Biathlon-Männern fehlt mentale Stärke
Die deutschen Biathleten schwächeln vier Wochen vor den Olympischen Spielen in Sotschi. Bundestrainer Uwe Müssiggang kündigte eine Fehleranalyse an.
Ruhpolding – Am Tag nach dem enttäuschenden Heim-Weltcup in Ruhpolding begann bei den deutschen Biathleten die Fehleranalyse. "Wir müssen in den nächsten Tagen darüber nachdenken, was ursächlich dafür ist", sagte Chef-Bundestrainer Uwe Müssiggang nach dem Wochenende ohne Podestplätze in den Einzelwettbewerben: "Sind es die Nerven oder sind es die fehlenden Fähigkeiten?"
Letzteres schloss Müssiggang dann aber doch umgehend aus. "Im Training beweisen sie diese Fähigkeiten. Aber wir haben momentan nicht die mentale Stärke", sagte der 62-Jährige: "Keiner ragt oben heraus, es passt im Moment nicht." Knapp vier Wochen vor den Olympischen Spielen in Sotschi wächst deswegen zumindest im Umfeld die Sorge vor einem Debakel.
Bereits vor vier Jahren hatte es in Vancouver keine einzige Olympia-Medaille für die deutschen Männer gegeben. Das droht nun auch in Russland. Das Problem: Die Skijäger bekommen aktuell keine starke Lauf- und Schießleistung in einem Wettbewerb hin. "Wir wünschen uns diese Komplexleistung für den Weltcup in Antholz", sagte Müssiggang.
Bei der Olympia-Generalprobe in Italien sind ab Donnerstag Leistungssteigerungen dringend notwendig. In Ruhpolding war Simon Schempp (Uhingen) mit den Plätzen neun und elf im Einzel und in der Verfolgung noch der mit Abstand Beste. Im ganzen Winter holte Erik Lesser das bisher einzige Einzel-Podium der Mannschaft. Die Medaillen-Hoffnungen Andreas Birnbacher und Arnd Peiffer suchen noch nach ihrer Form.

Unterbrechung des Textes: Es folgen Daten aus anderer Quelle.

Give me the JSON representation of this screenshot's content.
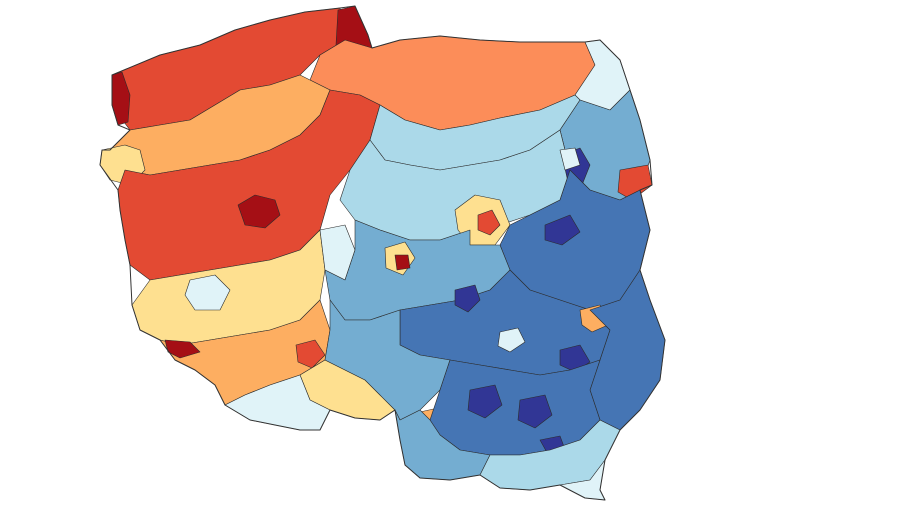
{
  "map": {
    "type": "choropleth",
    "region": "Poland",
    "palette": {
      "very_high_red": "#a50f15",
      "high_red": "#e34a33",
      "mid_orange": "#fc8d59",
      "light_orange": "#fdae61",
      "pale_yellow": "#fee090",
      "very_pale_blue": "#e0f3f8",
      "light_blue": "#abd9e9",
      "mid_blue": "#74add1",
      "blue": "#4575b4",
      "dark_blue": "#313695"
    }
  }
}
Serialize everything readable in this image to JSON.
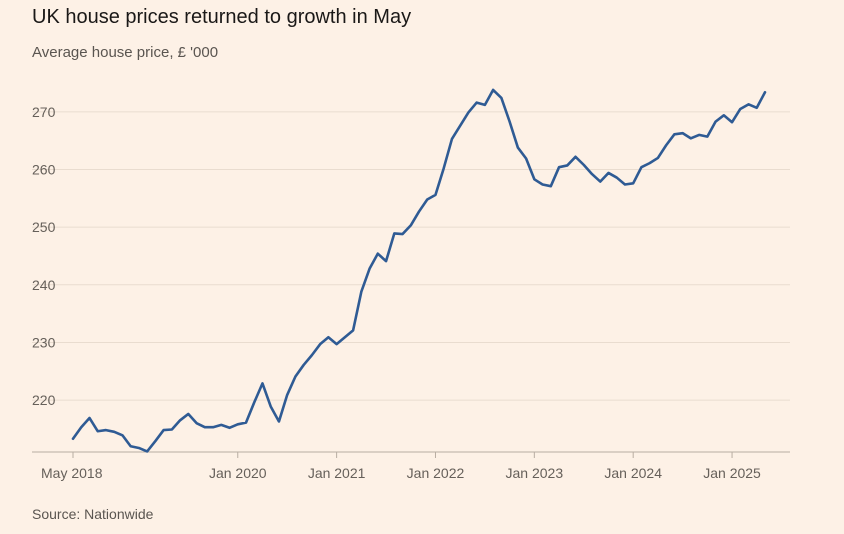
{
  "colors": {
    "background": "#fdf1e6",
    "series": "#2f5b94"
  },
  "chart_data": {
    "type": "line",
    "title": "UK house prices returned to growth in May",
    "subtitle": "Average house price, £ '000",
    "source": "Source: Nationwide",
    "xlabel": "",
    "ylabel": "",
    "grid": true,
    "ylim": [
      211,
      275
    ],
    "yticks": [
      220,
      230,
      240,
      250,
      260,
      270
    ],
    "xticks": [
      {
        "label": "May 2018",
        "date": "2018-05"
      },
      {
        "label": "Jan 2020",
        "date": "2020-01"
      },
      {
        "label": "Jan 2021",
        "date": "2021-01"
      },
      {
        "label": "Jan 2022",
        "date": "2022-01"
      },
      {
        "label": "Jan 2023",
        "date": "2023-01"
      },
      {
        "label": "Jan 2024",
        "date": "2024-01"
      },
      {
        "label": "Jan 2025",
        "date": "2025-01"
      }
    ],
    "x": [
      "2018-05",
      "2018-06",
      "2018-07",
      "2018-08",
      "2018-09",
      "2018-10",
      "2018-11",
      "2018-12",
      "2019-01",
      "2019-02",
      "2019-03",
      "2019-04",
      "2019-05",
      "2019-06",
      "2019-07",
      "2019-08",
      "2019-09",
      "2019-10",
      "2019-11",
      "2019-12",
      "2020-01",
      "2020-02",
      "2020-03",
      "2020-04",
      "2020-05",
      "2020-06",
      "2020-07",
      "2020-08",
      "2020-09",
      "2020-10",
      "2020-11",
      "2020-12",
      "2021-01",
      "2021-02",
      "2021-03",
      "2021-04",
      "2021-05",
      "2021-06",
      "2021-07",
      "2021-08",
      "2021-09",
      "2021-10",
      "2021-11",
      "2021-12",
      "2022-01",
      "2022-02",
      "2022-03",
      "2022-04",
      "2022-05",
      "2022-06",
      "2022-07",
      "2022-08",
      "2022-09",
      "2022-10",
      "2022-11",
      "2022-12",
      "2023-01",
      "2023-02",
      "2023-03",
      "2023-04",
      "2023-05",
      "2023-06",
      "2023-07",
      "2023-08",
      "2023-09",
      "2023-10",
      "2023-11",
      "2023-12",
      "2024-01",
      "2024-02",
      "2024-03",
      "2024-04",
      "2024-05",
      "2024-06",
      "2024-07",
      "2024-08",
      "2024-09",
      "2024-10",
      "2024-11",
      "2024-12",
      "2025-01",
      "2025-02",
      "2025-03",
      "2025-04",
      "2025-05"
    ],
    "series": [
      {
        "values": [
          213.3,
          215.3,
          216.9,
          214.6,
          214.8,
          214.5,
          213.9,
          212.0,
          211.7,
          211.1,
          212.9,
          214.8,
          214.9,
          216.5,
          217.6,
          216.0,
          215.3,
          215.3,
          215.7,
          215.2,
          215.8,
          216.1,
          219.6,
          222.9,
          218.9,
          216.3,
          220.9,
          224.1,
          226.1,
          227.8,
          229.7,
          230.9,
          229.7,
          230.9,
          232.1,
          238.8,
          242.8,
          245.4,
          244.1,
          248.9,
          248.8,
          250.3,
          252.7,
          254.8,
          255.6,
          260.2,
          265.3,
          267.6,
          269.9,
          271.6,
          271.2,
          273.8,
          272.4,
          268.3,
          263.8,
          261.9,
          258.3,
          257.4,
          257.1,
          260.4,
          260.7,
          262.2,
          260.8,
          259.2,
          257.9,
          259.4,
          258.6,
          257.4,
          257.6,
          260.4,
          261.1,
          262.0,
          264.2,
          266.1,
          266.3,
          265.4,
          266.0,
          265.7,
          268.3,
          269.4,
          268.2,
          270.5,
          271.3,
          270.7,
          273.4
        ]
      }
    ]
  }
}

Das nächste Problem: In den olympischen Einzelrennen scheinen Gold und Silber bereits vergeben. Wie bei der WM 2013 in Nove Mesto wird das große Duell zwischen dem elfmaligen Weltmeister Emil Hegle Svendsen (Norwegen) und Gesamtweltcup-Sieger Martin Fourcade (Frankreich) erwartet. "Das ist keine neue Situation für uns", sagte Müssiggang: "Wir wissen, dass es sehr schwer wird, wenn zwei Plätze schon besetzt sind, diesen einen Platz noch zu holen."
Ein mit Svendsen oder Fourcade vergleichbarer Athlet fehlt dem Deutschen Skiverband (DSV). Immerhin gab es bei den Frauen bis zu ihrem Rücktritt vor knapp zwei Jahren noch Rekordweltmeisterin Magdalena Neuner. Die riesige Lücke, die Neuner hinterlassen hat, bringt auch für die Männer Probleme mit sich. Müssiggang: "Wir haben das viele Jahre erlebt mit einer Uschi Disl oder mit der Lena: Sie haben oben immer den ganzen Druck weggenommen. Im Schatten dieser Athleten konnte andere auch mal ein schlechteres Ergebnis wegstecken."
Das ist nun nicht mehr möglich. "Wenn man den Schutzschild weggenommen bekommt, dann steht man selbst im Fokus", sagte Müssiggang. Neuner war in Vancouver an vier von fünf deutschen Medaillen beteiligt, ohne sie ist die Situation trotz einiger positiver Entwicklungen bei den Frauen äußerst schwierig. Laut Zielkorridor des Deutschen Olympischen Sportbundes (DOSB) soll es in Sotschi vier bis sechs Biathlon-Medaillen geben. Ein sehr ehrgeiziges Ziel.
Immerhin für die starken Staffeln scheint im Moment etwas möglich. Dort gab es für die Männer zwei, für die Frauen drei Podestplätze in drei Rennen. Aber in den Einzelkonkurrenzen? "Wenn man vorher nicht auf dem Podest gestanden hat, muss man realistisch rangehen und sagen: Wir kämpfen darum, haben es aber noch nicht geschafft", sagte Müssiggang: "Wir gehen nicht mit wilden Vorstellungen nach Sotschi."